Clive Matson
Calliope Mind


Across town in a borrowed
auto, clasping a corroded
radiator in a blue rag
and carrying my ailing
toddler on my shoulders.

104 degrees the last p.m.

He pulls his face into a
wrinkled mask and squeezes
tears out the corners.

"I'm doing better than he is,"

proclaims the expert who
scratches radiator lacework
with a ball point. Ruined copper
flakes off in stringy batches.

How to pay for it.

This: no squeakless sight of reality.

Unless it's on the way home
ginkgo leaves blur green
overhead.
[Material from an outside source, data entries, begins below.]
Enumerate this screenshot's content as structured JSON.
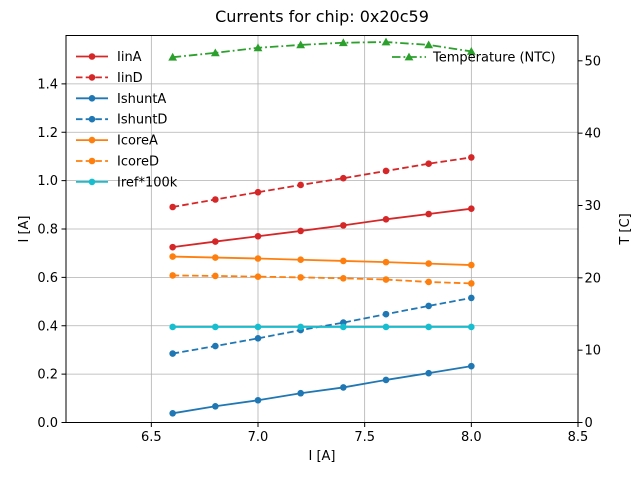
{
  "figure": {
    "background": "#ffffff",
    "text_color": "#000000",
    "grid_color": "#b0b0b0",
    "spine_color": "#000000"
  },
  "chart_data": {
    "type": "line",
    "title": "Currents for chip: 0x20c59",
    "xlabel": "I [A]",
    "ylabel": "I [A]",
    "ylabel_right": "T [C]",
    "grid": true,
    "legend_position": "upper left",
    "temperature_legend_position": "upper right",
    "xlim": [
      6.1,
      8.5
    ],
    "ylim_left": [
      0,
      1.6
    ],
    "ylim_right": [
      0,
      53.5
    ],
    "x_ticks": {
      "values": [
        6.5,
        7.0,
        7.5,
        8.0,
        8.5
      ],
      "labels": [
        "6.5",
        "7.0",
        "7.5",
        "8.0",
        "8.5"
      ]
    },
    "y_ticks_left": {
      "values": [
        0.0,
        0.2,
        0.4,
        0.6,
        0.8,
        1.0,
        1.2,
        1.4
      ],
      "labels": [
        "0.0",
        "0.2",
        "0.4",
        "0.6",
        "0.8",
        "1.0",
        "1.2",
        "1.4"
      ]
    },
    "y_ticks_right": {
      "values": [
        0,
        10,
        20,
        30,
        40,
        50
      ],
      "labels": [
        "0",
        "10",
        "20",
        "30",
        "40",
        "50"
      ]
    },
    "x": [
      6.6,
      6.8,
      7.0,
      7.2,
      7.4,
      7.6,
      7.8,
      8.0
    ],
    "series": [
      {
        "name": "IinA",
        "axis": "left",
        "color": "#d62728",
        "line_style": "solid",
        "marker": "circle",
        "values": [
          0.725,
          0.748,
          0.77,
          0.792,
          0.815,
          0.84,
          0.862,
          0.884
        ]
      },
      {
        "name": "IinD",
        "axis": "left",
        "color": "#d62728",
        "line_style": "dashed",
        "marker": "circle",
        "values": [
          0.891,
          0.922,
          0.952,
          0.982,
          1.01,
          1.04,
          1.07,
          1.096
        ]
      },
      {
        "name": "IshuntA",
        "axis": "left",
        "color": "#1f77b4",
        "line_style": "solid",
        "marker": "circle",
        "values": [
          0.038,
          0.067,
          0.092,
          0.121,
          0.145,
          0.176,
          0.204,
          0.233
        ]
      },
      {
        "name": "IshuntD",
        "axis": "left",
        "color": "#1f77b4",
        "line_style": "dashed",
        "marker": "circle",
        "values": [
          0.285,
          0.316,
          0.348,
          0.382,
          0.413,
          0.448,
          0.482,
          0.515
        ]
      },
      {
        "name": "IcoreA",
        "axis": "left",
        "color": "#ff7f0e",
        "line_style": "solid",
        "marker": "circle",
        "values": [
          0.686,
          0.682,
          0.678,
          0.673,
          0.668,
          0.663,
          0.657,
          0.651
        ]
      },
      {
        "name": "IcoreD",
        "axis": "left",
        "color": "#ff7f0e",
        "line_style": "dashed",
        "marker": "circle",
        "values": [
          0.608,
          0.606,
          0.603,
          0.6,
          0.596,
          0.591,
          0.581,
          0.575
        ]
      },
      {
        "name": "Iref*100k",
        "axis": "left",
        "color": "#17becf",
        "line_style": "solid",
        "marker": "circle",
        "values": [
          0.395,
          0.395,
          0.395,
          0.395,
          0.395,
          0.395,
          0.395,
          0.395
        ]
      },
      {
        "name": "Temperature (NTC)",
        "axis": "right",
        "color": "#2ca02c",
        "line_style": "dashdot",
        "marker": "triangle",
        "values": [
          50.5,
          51.1,
          51.8,
          52.2,
          52.5,
          52.6,
          52.2,
          51.3
        ]
      }
    ]
  }
}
Asphalt expands gray-
black toward whispering tires.

When I touch this bomb's
accelerator 2 1/2 tons
of metal leap up the avenue

trailing rubber marks, oil
droplets, mists of decaying vinyl,
yards of 30-some half-combusted
hydrocarbons and what else?

How to pay for it.

This moment different
from 40, 400, 4,000 years ago.
But not much.

My mind spins like a calliope.
Behind soothing pictures
waste accumulates, dog
carcasses in piles with hair
pulling out from pus-y flesh.

How to pay for it.

The soothing pictures:

1) A basketball spinning high
  off the backboard and swish.

2) Crystals glinting black through
  surface crud of a six-inch slab.

3) The straight line out my wife's
  strong shoulders and down.

4) The little boy well again,
  clapping hands for my song:

"To market, to market, to buy a fat pig.
Home again, home again, jiggedy-jig."